# Curiosity...



## IIsides (Jan 29, 2005)

Has anyone ever tried to put this motor in a jetta/golf mkiv







I have a wild idea and i think i wanna try it


----------



## Heisse_mkII (Jul 24, 2005)

*Re: Curiosity... (IIsides)*

I was thinking the same thing but with my mk2 jetta.
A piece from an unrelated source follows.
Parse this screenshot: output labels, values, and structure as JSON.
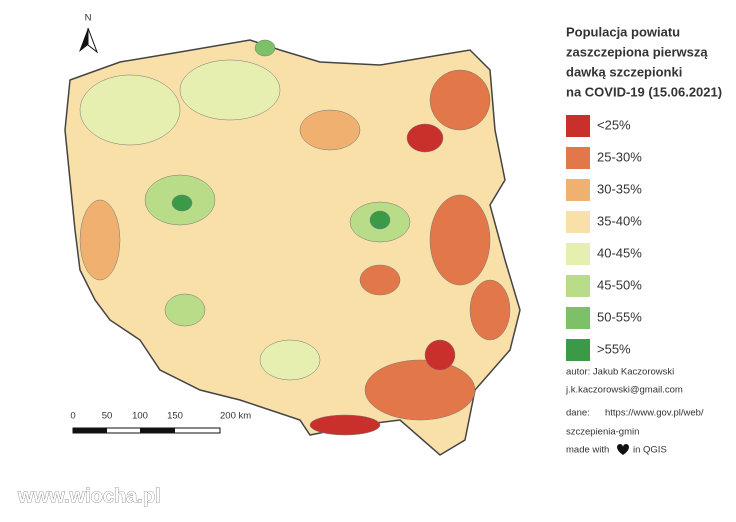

I've never ask though.


----------



## 2002 1.8T Jetta (Jun 28, 2002)

*Re: Curiosity... (IIsides)*


_Quote, originally posted by *IIsides* »_Has anyone ever tried to put this motor in a jetta/golf mkiv







I have a wild idea and i think i wanna try it

not practical.... it may be possible if u have enough $$$$$$$


----------



## IIsides (Jan 29, 2005)

*Re: Curiosity... (2002 1.8T Jetta)*


_Quote, originally posted by *2002 1.8T Jetta* »_
not practical.... it may be possible if u have enough $$$$$$$

$$$$$ Not an issue when u want something different


----------



## hyperformancevw (Mar 15, 2007)

*Re: Curiosity... (IIsides)*

i'll put one in there for you! lots of cash though im not gonna lie.


----------



## IIsides (Jan 29, 2005)

*Re: Curiosity... (hyperformancevw)*

lots of cash huh?


----------